Friday 8 November 2013

iOS App Vulnerability Could Let Attackers Hijack Your Apps

From Skycure
During a Main-in-the-Middle attack, someone hijacks your connection to a secure site, receiving everything sent by either party and passing it along, possibly with malicious changes. But a MITM attack ends when you disconnect from the network. Not so any longer says Yair Amit from Skycure (the guys who hacked my iPhone). They've apparently uncovered a vulnerability that can permanently change the behavior of apps in iOS.
Meet the HTTP Request Hijacking Attack
Skycure calls it a HTTP Request Hijacking Attack and it begins, Amit said, with a MITM attack. While you're connected to the malicious network, the attacker monitors your traffic and looks for apps retrieving information from servers. Then the attacker intercepts that request and sends a 301 HTTP status code back to the application. This is a permanent redirection error, and tells the browser that the server it's looking for has been permanently moved to another location.
All the vulnerable apps, Amit explained, will cache the change made by the 301 code and continue to connect to the redirected server for the foreseeable future. In a non-malicious scenario, this is great for users since it means faster and more reliable connections. But when the attacker sends his 301 error, it forces the application to start loading information from his server.
The implications are interesting. Amit pointed out that many news and stocks applications don't have URL bars, so it's not clear to the user where the information is coming from. In the case of a compromised news application, Amit said, "now you're reading fake news from the attacker."

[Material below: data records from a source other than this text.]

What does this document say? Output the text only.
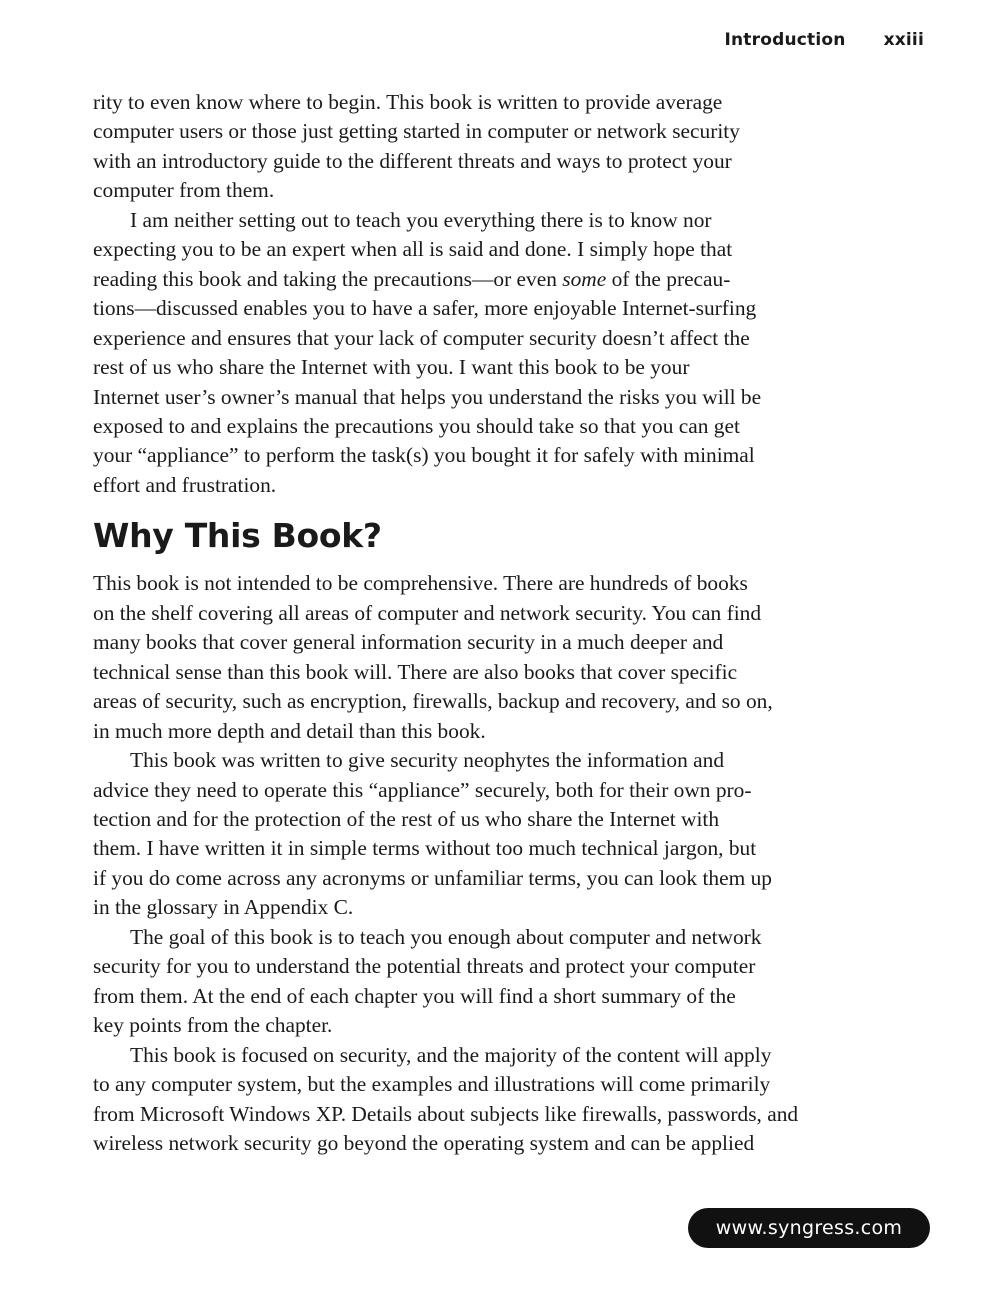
Introduction xxiii

rity to even know where to begin. This book is written to provide average
computer users or those just getting started in computer or network security
with an introductory guide to the different threats and ways to protect your
computer from them.

I am neither setting out to teach you everything there is to know nor
expecting you to be an expert when all is said and done. I simply hope that
reading this book and taking the precautions—or even some of the precau-
tions—discussed enables you to have a safer, more enjoyable Internet-surfing
experience and ensures that your lack of computer security doesn’t affect the
rest of us who share the Internet with you. I want this book to be your
Internet user’s owner’s manual that helps you understand the risks you will be
exposed to and explains the precautions you should take so that you can get
your “appliance” to perform the task(s) you bought it for safely with minimal
effort and frustration.

Why This Book?

This book is not intended to be comprehensive. There are hundreds of books
on the shelf covering all areas of computer and network security. You can find
many books that cover general information security in a much deeper and
technical sense than this book will. There are also books that cover specific
areas of security, such as encryption, firewalls, backup and recovery, and so on,
in much more depth and detail than this book.

This book was written to give security neophytes the information and
advice they need to operate this “appliance” securely, both for their own pro-
tection and for the protection of the rest of us who share the Internet with
them. I have written it in simple terms without too much technical jargon, but
if you do come across any acronyms or unfamiliar terms, you can look them up
in the glossary in Appendix C.

The goal of this book is to teach you enough about computer and network
security for you to understand the potential threats and protect your computer
from them. At the end of each chapter you will find a short summary of the
key points from the chapter.

This book is focused on security, and the majority of the content will apply
to any computer system, but the examples and illustrations will come primarily
from Microsoft Windows XP. Details about subjects like firewalls, passwords, and
wireless network security go beyond the operating system and can be applied

www.syngress.com
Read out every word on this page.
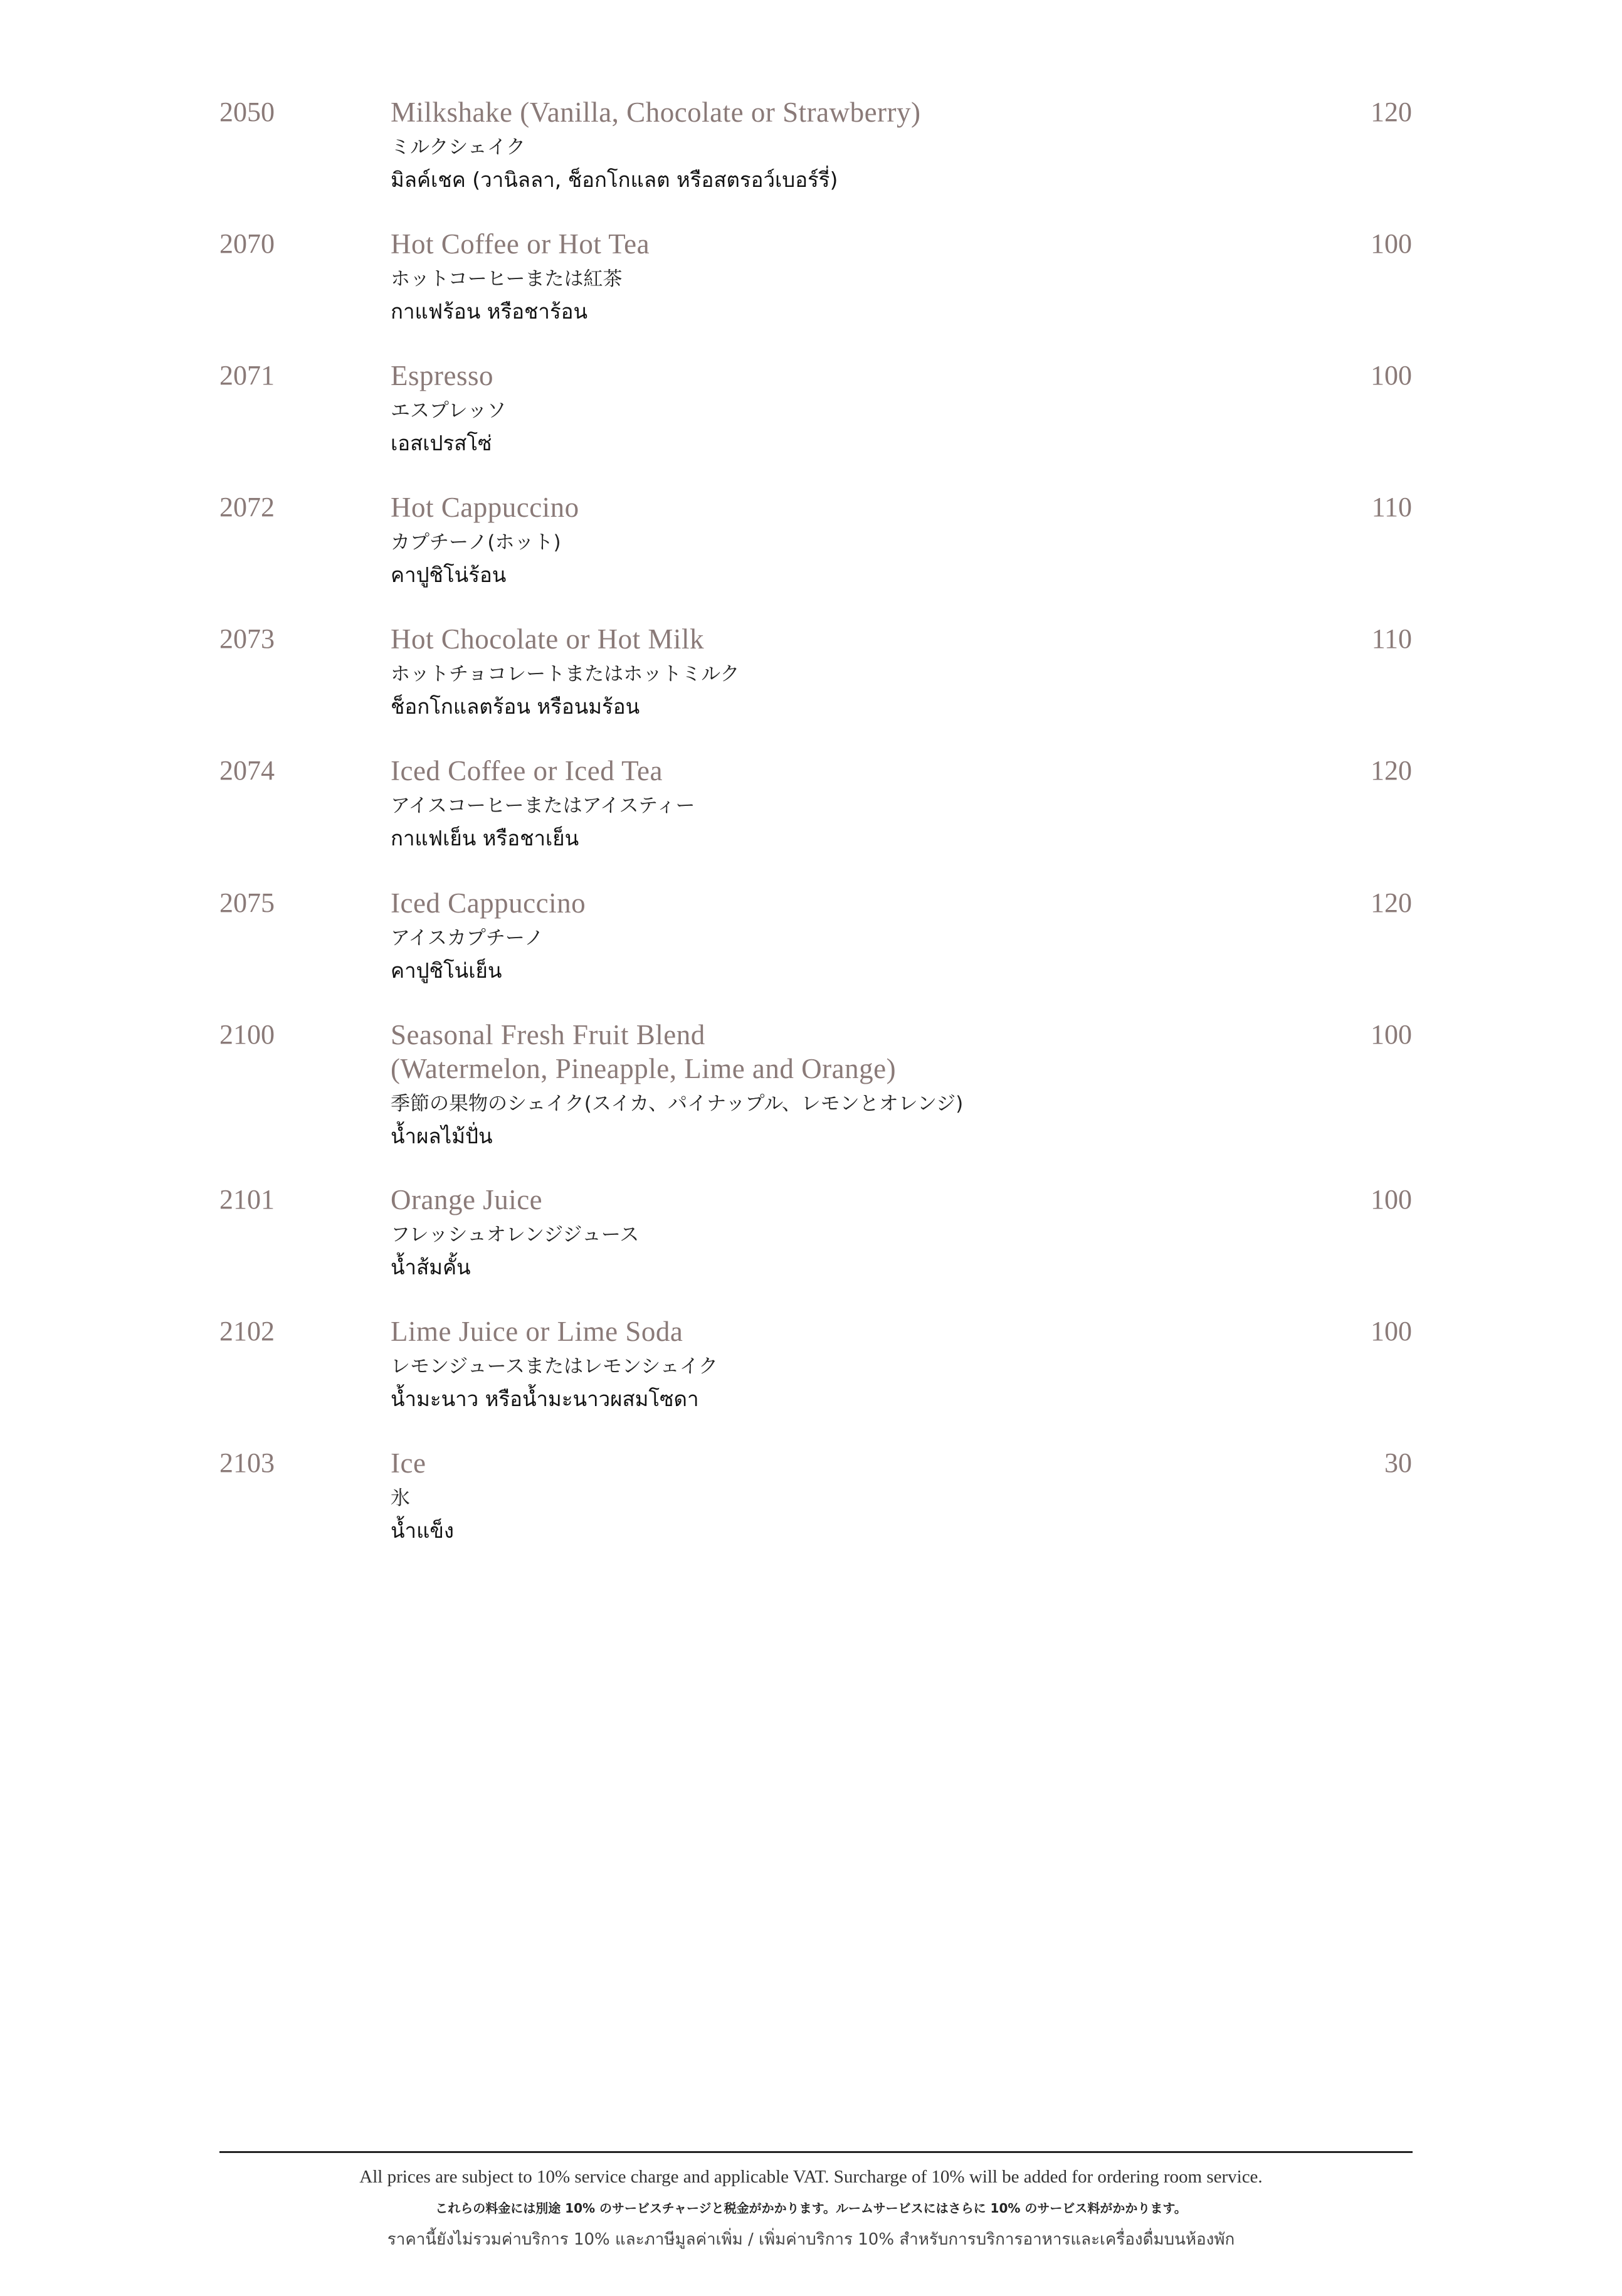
2050	Milkshake (Vanilla, Chocolate or Strawberry)
ミルクシェイク
มิลค์เชค (วานิลลา, ช็อกโกแลต หรือสตรอว์เบอร์รี่)
120
2070	Hot Coffee or Hot Tea
ホットコーヒーまたは紅茶
กาแฟร้อน หรือชาร้อน
100
2071	Espresso
エスプレッソ
เอสเปรสโซ่
100
2072	Hot Cappuccino
カプチーノ(ホット)
คาปูชิโน่ร้อน
110
2073	Hot Chocolate or Hot Milk
ホットチョコレートまたはホットミルク
ช็อกโกแลตร้อน หรือนมร้อน
110
2074	Iced Coffee or Iced Tea
アイスコーヒーまたはアイスティー
กาแฟเย็น หรือชาเย็น
120
2075	Iced Cappuccino
アイスカプチーノ
คาปูชิโน่เย็น
120
2100	Seasonal Fresh Fruit Blend
(Watermelon, Pineapple, Lime and Orange)
季節の果物のシェイク(スイカ、パイナップル、レモンとオレンジ)
น้ำผลไม้ปั่น
100
2101	Orange Juice
フレッシュオレンジジュース
น้ำส้มคั้น
100
2102	Lime Juice or Lime Soda
レモンジュースまたはレモンシェイク
น้ำมะนาว หรือน้ำมะนาวผสมโซดา
100
2103	Ice
氷
น้ำแข็ง
30
All prices are subject to 10% service charge and applicable VAT. Surcharge of 10% will be added for ordering room service.
これらの料金には別途 10% のサービスチャージと税金がかかります。ルームサービスにはさらに 10% のサービス料がかかります。
ราคานี้ยังไม่รวมค่าบริการ 10% และภาษีมูลค่าเพิ่ม / เพิ่มค่าบริการ 10% สำหรับการบริการอาหารและเครื่องดื่มบนห้องพัก
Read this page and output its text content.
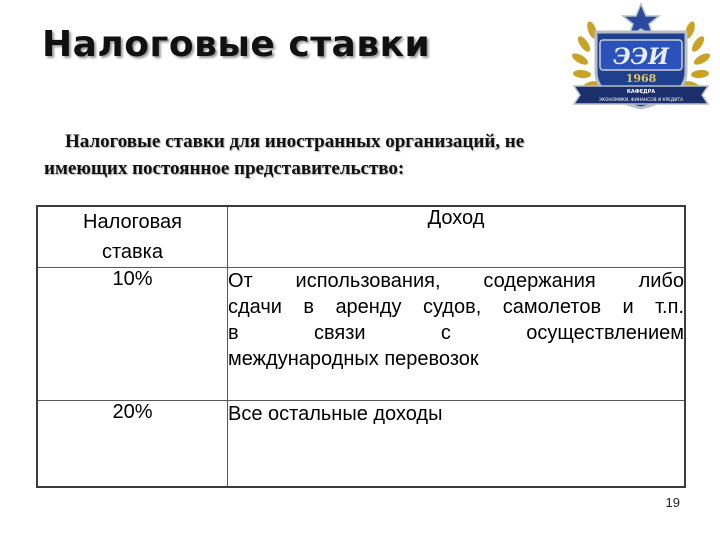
Налоговые ставки	ЭЭИ
1968
КАФЕДРА
ЭКОНОМИКИ, ФИНАНСОВ И КРЕДИТА
Налоговые ставки для иностранных организаций, не
имеющих постоянное представительство:
Налоговая
ставка	Доход
10%	От использования, содержания либо
сдачи в аренду судов, самолетов и т.п.
в связи с осуществлением
международных перевозок

20%	Все остальные доходы
19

Such an attack could be subtle, maybe feeding fake stories or inaccurate stock information to manipulate the market. Or an attacker could conceivably mirror all the information from a news app's server but inject malicious links for phishing, or worse.
Widespread But Unused
The scariest thing Amit told me wasn't what the attack could do, but how widespread it was. Because it's so simple, thousands of apps appear to be affected. So many, that Skycure says that the only way to only way to responsibly disclose the vulnerability was to describe it publicly without revealing the names of affected apps.
The good news is that Amit says his team hasn't seen this particular attack used in the wild. The implication, of course, is that developers should move quickly to update their apps and resolve the issue before someone starts using it. Any developers out there should head over to Skycure for suggestions on how to improve their apps.
Staying Safe
The best thing users can do is to keep their apps up to date, as developers are likely to begin implementing fixes across vulnerable apps. If you think you've already been hit by this particular attack, you should un-install the suspect application and then reinstall it from the App Store.
Avoiding this attack in the future is easier in theory than it is in practice. "It is always safer to not to connect to [unsecured] WiFi networks, but at the end of the day we always do," said Amit. Sometimes, it's not even an issue of convenience as phones are can connect to Wi-Fi networks without user actions. Amit explained, saying that AT&T customers automatically connect to AT&T networks. He also pointed out that if an attacker used malicious profiles, as Skycure did when they hacked my iPhone, not even an SSL connection could stop the attack.
The onus, according to Skycure, is on developers to build their apps to avoid the problem in the first place. And hopefully soon, since the information on the vulnerability is now available.